Город мелодичных колокольчиков - Антоновская Анна Арнольдовна (читаем книги онлайн бесплатно без регистрации txt) 📗
В мозаичном дворце засуетились, надевали одежду попроще, чтобы умилостивить святую деву смирением. Женщины, накинув покрывала, шли пешком. Неподалеку, на скромно оседланных конях, ехали мужчины.
Вот и Фанар, скоро церковь.
Навстречу плыл колокольный звон…
Меркушка насторожился: уж не в эту ли церковь направил его священник? Да тут и впрямь медь на четыре голоса! И пятидесятник, приняв вид паломника, зашагал в ту сторону, откуда доносился звон колоколов.
А раньше того было так.
Во двор валашского господаря, куда на постой ввели посольство, явился пристав — эфенди, черный, как остывший уголь, и подвижной, как огонь.
Надобен он посольскому делу, потому и поспешил Семен Яковлев помочь эфенди развязать язык: преподнес ему богатый подарок — соболий мех.
Эфенди язык развязал, охотно поведал: каков верховный везир, как влияет он на султана, кто его друзья и самые близкие люди; каковы другие паши и диванбеки, угождающие султану, от кого будет зависеть, чтобы Мурад поскорее закрепил военный союз Турецкой империи с Московским царством, с кем для того полезнее держать особенную дружбу и с кем быть в ссылке.
Одной рукой касаясь лба и сердца в знак благодарности, а другой прижимая соболий мех к груди, эфенди вышел.
Тут же вошел Петр Евдокимов; морщась, держась за бок, кинул злой взор на померанцы и смокву, внесенные слугами эфенди, на двенадцать кубков стеклянных, на изюм и сахар, на все, чем ублажал их, послов, на первых порах верховный, везир. Взялся было за лапу барана, а есть не стал: не до яств — грыжа самого заела.

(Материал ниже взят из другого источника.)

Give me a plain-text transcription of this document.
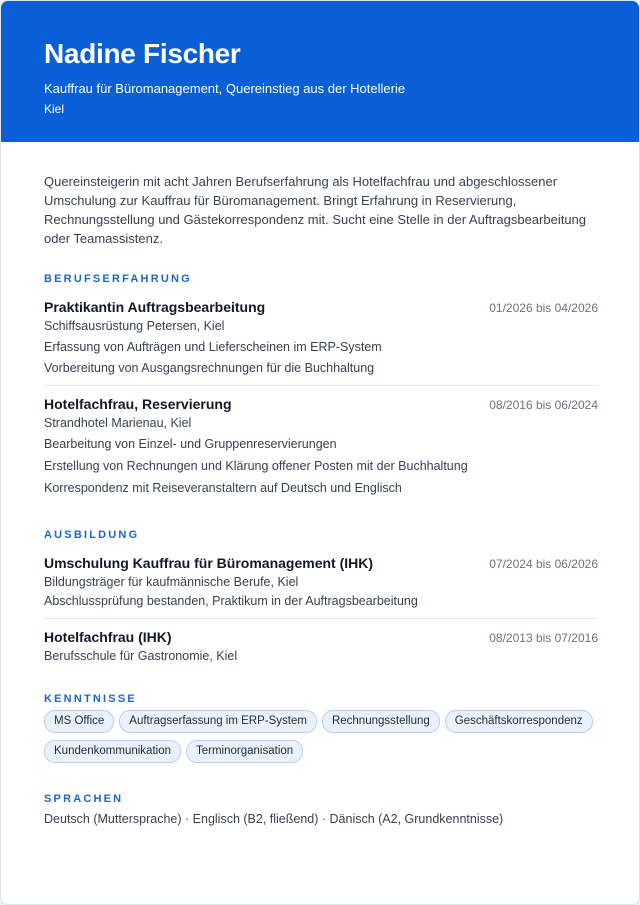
Nadine Fischer
Kauffrau für Büromanagement, Quereinstieg aus der Hotellerie
Kiel

Quereinsteigerin mit acht Jahren Berufserfahrung als Hotelfachfrau und abgeschlossener Umschulung zur Kauffrau für Büromanagement. Bringt Erfahrung in Reservierung, Rechnungsstellung und Gästekorrespondenz mit. Sucht eine Stelle in der Auftragsbearbeitung oder Teamassistenz.

BERUFSERFAHRUNG
Praktikantin Auftragsbearbeitung	01/2026 bis 04/2026
Schiffsausrüstung Petersen, Kiel
Erfassung von Aufträgen und Lieferscheinen im ERP-System
Vorbereitung von Ausgangsrechnungen für die Buchhaltung
Hotelfachfrau, Reservierung	08/2016 bis 06/2024
Strandhotel Marienau, Kiel
Bearbeitung von Einzel- und Gruppenreservierungen
Erstellung von Rechnungen und Klärung offener Posten mit der Buchhaltung
Korrespondenz mit Reiseveranstaltern auf Deutsch und Englisch
AUSBILDUNG
Umschulung Kauffrau für Büromanagement (IHK)	07/2024 bis 06/2026
Bildungsträger für kaufmännische Berufe, Kiel
Abschlussprüfung bestanden, Praktikum in der Auftragsbearbeitung
Hotelfachfrau (IHK)	08/2013 bis 07/2016
Berufsschule für Gastronomie, Kiel
KENNTNISSE
MS Office	Auftragserfassung im ERP-System	Rechnungsstellung	Geschäftskorrespondenz
Kundenkommunikation	Terminorganisation
SPRACHEN
Deutsch (Muttersprache) · Englisch (B2, fließend) · Dänisch (A2, Grundkenntnisse)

— А пошто не лежишь, живот мучишь?
— Нечистый дух глумится — кажется въявь в пустой горнице.
— Труда нет, сторона басурманская.
— Мутит! Испить бы толченой крапивы в молоке.
— Прочнее траву пить в вине… в конюшне.
— Пил. Опосля как в конюшню вшел — ажно-де на лошади сидит нечистый дух чернецом и тую лошадь разломил.
— Оторопел?
— Махнул обратью и сотворил молитву.
— А дух-то нечистый?
— Из конюшни побежал на передний двор к сеням, а в которую хоромину вошел, того не видел.
— А рожею нечистый с кем схож?
— С Меркушкой.
— Полно те. В мыльне был?
— Ох, парил в мыльне и пуп, и кости правил. А толку?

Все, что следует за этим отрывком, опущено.